His expression was haunted and she almost dreaded the question. "Did he?"
He shook his head before replying. "He was dead."
She exhaled in a rush. "I'm so sorry."
"I think I killed my father."
"Oh," she breathed. "No," she said with a fervent shake of her head.
"It's doesn't matter now. I suppose it didn't matter then. It was done."
She searched for something to say.
"No one had even seen me return. I'd gone straight to his study and, when he wasn't there, I went to his room. He was laid out. Ready to be put into his coffin." He shook his head. "He looked so different. All life was…gone. It was just gone. He looked smaller. His skin looked waxy."
She could picture it and it was heart wrenching. "You must have been so devastated," she said quietly.
"I was." He paused as he looked toward the ceiling. He sniffed, reining in his emotions. "Yes, I was."
"What did you do?"
He looked at her again. "I left. For good. I've never been back."
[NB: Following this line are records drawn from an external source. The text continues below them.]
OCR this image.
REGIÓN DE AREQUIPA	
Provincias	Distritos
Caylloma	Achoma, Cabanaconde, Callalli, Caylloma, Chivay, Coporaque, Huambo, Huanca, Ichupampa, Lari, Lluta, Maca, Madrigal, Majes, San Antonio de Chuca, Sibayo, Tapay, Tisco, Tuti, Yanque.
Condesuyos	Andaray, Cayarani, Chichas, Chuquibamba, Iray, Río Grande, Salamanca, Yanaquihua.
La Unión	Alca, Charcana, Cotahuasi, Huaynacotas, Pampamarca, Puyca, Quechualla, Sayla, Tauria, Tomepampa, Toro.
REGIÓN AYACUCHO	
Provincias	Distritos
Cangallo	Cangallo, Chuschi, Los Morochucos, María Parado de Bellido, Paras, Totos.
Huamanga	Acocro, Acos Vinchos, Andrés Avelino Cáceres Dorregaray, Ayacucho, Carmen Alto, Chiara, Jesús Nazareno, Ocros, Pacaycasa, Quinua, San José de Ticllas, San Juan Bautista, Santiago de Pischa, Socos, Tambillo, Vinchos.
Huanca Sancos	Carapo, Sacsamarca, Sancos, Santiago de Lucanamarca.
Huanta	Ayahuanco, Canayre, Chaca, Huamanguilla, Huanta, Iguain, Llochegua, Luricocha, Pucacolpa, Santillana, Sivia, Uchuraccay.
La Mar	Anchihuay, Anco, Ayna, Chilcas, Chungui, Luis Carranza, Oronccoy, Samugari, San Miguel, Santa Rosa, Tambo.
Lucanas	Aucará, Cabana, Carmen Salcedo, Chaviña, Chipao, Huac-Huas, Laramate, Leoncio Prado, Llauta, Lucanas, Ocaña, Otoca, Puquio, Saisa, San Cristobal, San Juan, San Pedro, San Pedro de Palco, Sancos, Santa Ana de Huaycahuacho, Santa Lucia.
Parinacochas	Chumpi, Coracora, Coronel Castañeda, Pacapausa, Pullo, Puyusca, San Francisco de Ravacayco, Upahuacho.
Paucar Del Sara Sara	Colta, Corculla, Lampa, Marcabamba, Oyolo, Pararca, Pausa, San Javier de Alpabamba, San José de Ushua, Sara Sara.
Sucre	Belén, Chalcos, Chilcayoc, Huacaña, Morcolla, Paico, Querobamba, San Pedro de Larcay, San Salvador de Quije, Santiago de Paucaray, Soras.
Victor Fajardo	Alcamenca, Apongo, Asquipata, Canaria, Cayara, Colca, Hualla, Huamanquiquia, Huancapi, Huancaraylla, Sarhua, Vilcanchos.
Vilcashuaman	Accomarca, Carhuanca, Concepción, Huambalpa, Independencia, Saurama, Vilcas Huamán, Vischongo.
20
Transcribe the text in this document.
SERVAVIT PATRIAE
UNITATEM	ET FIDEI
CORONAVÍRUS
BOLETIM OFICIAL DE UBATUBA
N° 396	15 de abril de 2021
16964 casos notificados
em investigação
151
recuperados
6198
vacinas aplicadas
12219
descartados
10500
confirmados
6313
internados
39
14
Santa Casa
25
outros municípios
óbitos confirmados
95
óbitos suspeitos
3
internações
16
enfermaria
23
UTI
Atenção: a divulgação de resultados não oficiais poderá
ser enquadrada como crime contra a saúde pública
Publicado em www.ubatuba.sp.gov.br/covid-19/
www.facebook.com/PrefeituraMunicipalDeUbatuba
"You never made up with your brother?"
His expression closed off. "No." He forced a smile. "Sorry. That got entirely too morose. Let's go to the garden. It's not as pretty as in spring or summer, but there are shaped hedges and some flowering bushes left, I think."
He started walking and she fell into step beside him, utterly self-conscious. "I'm glad you told me," she said as they walked into sunshine. "I'm sorry that it happened."
"A long time ago," he murmured dismissively. "And not something I talk about. Not sure why I did," he added with a frown.
The garden was gated and full of tall, elaborately shaped hedges, decorative trees and fall foliage. There were benches and a three-tier fountain. "It's so pretty."
"We'll ge
t a dressmaker here as soon as possible," he said. "I'm sure it will help when you have your own things."
"I don't know how I'll ever pay you back." He stopped so abruptly that she had to turn back to face him.
"You won't pay me back, Elizabeth. To suggest it is insulting."
Well, fuck me, she thought with a flush of anger. She couldn't win for losing. "If you'll remember, I come from a different time and a different way of thinking. So, excuse the hell out of me, Major McPerfect."
His jaw dropped and then he shut it and looked away. He huffed and shook his head and then looked back at her.
Criminy! These people were so proper and restrained, while she was blundering, big-mouthed and ignorant. She needed to think and consider and only then speak—if it's something an eighteenth-century lady would have said. It didn't sound so hard, but apparently, it was. "Don't you get it? My whole framework of thinking and experience is working against me here. Obviously, I don't mean to be insulting."
"Major McPerfect," he repeated.
Was he trying to keep from smiling? Yes, he was, which was a relief. "You don't have to work so hard not to laugh at me. Go right ahead."
"Oh, I think we'd better learn to laugh. Both of us. Frequently and heartily."
"Yeah, well, some things are easier to laugh at than others. These shoes, for example. Or they would be funny if they didn't inflict actual pain." She grew serious. "But, insulting you or embarrassing you, I don't mean to do that. I will never mean to do that. Ever."
"You are not an embarrassment," he replied emphatically. "You are out of your element. That's all. It is fixable. I know you're trying."
"Thank you," she said sheepishly.
"Wes has had too much pain and betrayal in his life," John Paul said as they walked down the upstairs hall.
"I know that." Maggie stopped outside the door to Elizabeth's room and then opened it and pulled him in.
"What are you doing?" he asked. The intrusion was inappropriate and utterly unlike Maggie. His wife was the perfect hostess, proper to her core, but she was ignoring him. She shut the door and then went to the wardrobe, opened it and squatted down to get something. "Maggie! What are you doing?"